Annotated features of domestic cat – Felis catus genome

Gaik Tamazian 1, Serguei Simonov 1, Pavel Dobrynin 1, Alexey Makunin 1, Anton Logachev 1, Aleksey Komissarov 1, Andrey Shevchenko 1, Vladimir Brukhin 1, Nikolay Cherkasov 1, Anton Svitin 1, Klaus-Peter Koepfli 1, Joan Pontius 1, Carlos A Driscoll 2, Kevin Blackistone 2, Cristina Barr 2, David Goldman 2, Agostinho Antunes 3, Javier Quilez 4, Belen Lorente-Galdos 5, Can Alkan 6, Tomas Marques-Bonet 5, Marylin Menotti-Raymond 7, Victor A David 7, Kristina Narfström 8, Stephen J O’Brien 1,9,
PMCID: PMC4138527  PMID: 25143822

Abstract

Background

Domestic cats enjoy an extensive veterinary medical surveillance which has described nearly 250 genetic diseases analogous to human disorders. Feline infectious agents offer powerful natural models of deadly human diseases, which include feline immunodeficiency virus, feline sarcoma virus and feline leukemia virus. A rich veterinary literature of feline disease pathogenesis and the demonstration of a highly conserved ancestral mammal genome organization make the cat genome annotation a highly informative resource that facilitates multifaceted research endeavors.

Findings

Here we report a preliminary annotation of the whole genome sequence of Cinnamon, a domestic cat living in Columbia (MO, USA), bisulfite sequencing of Boris, a male cat from St. Petersburg (Russia), and light 30× sequencing of Sylvester, a European wildcat progenitor of cat domestication. The annotation includes 21,865 protein-coding genes identified by a comparative approach, 217 loci of endogenous retrovirus-like elements, repetitive elements which comprise about 55.7% of the whole genome, 99,494 new SNVs, 8,355 new indels, 743,326 evolutionary constrained elements, and 3,182 microRNA homologues.

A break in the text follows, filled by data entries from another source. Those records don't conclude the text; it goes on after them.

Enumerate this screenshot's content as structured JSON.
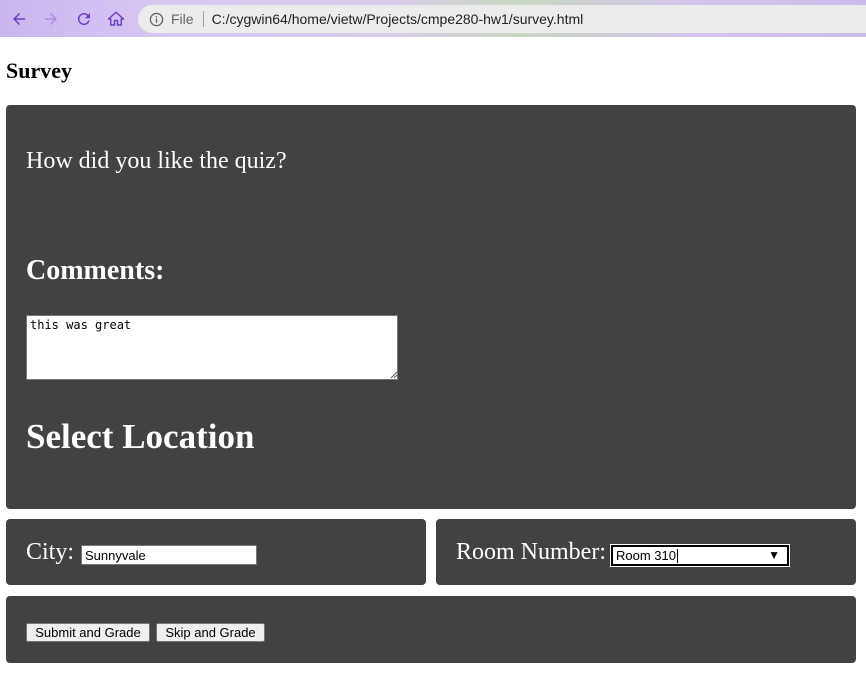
{
  "browser": {
    "scheme_label": "File",
    "url": "C:/cygwin64/home/vietw/Projects/cmpe280-hw1/survey.html"
  },
  "page": {
    "title": "Survey",
    "question": "How did you like the quiz?",
    "comments_heading": "Comments:",
    "comments_value": "this was great",
    "location_heading": "Select Location",
    "city_label": "City:",
    "city_value": "Sunnyvale",
    "room_label": "Room Number:",
    "room_selected": "Room 310",
    "submit_label": "Submit and Grade",
    "skip_label": "Skip and Grade"
  },
  "colors": {
    "panel_bg": "#424242",
    "nav_icon": "#6b3fc7"
  }
}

The methylation sites study shows that 10.5% of cat genome cytosines are methylated. An assisted assembly of a European wildcat, Felis silvestris silvestris, was performed; variants between F. silvestris and F. catus genomes were derived and compared to F. catus.

Conclusions

The presented genome annotation extends beyond earlier ones by closing gaps of sequence that were unavoidable with previous low-coverage shotgun genome sequencing. The assembly and its annotation offer an important resource for connecting the rich veterinary and natural history of cats to genome discovery.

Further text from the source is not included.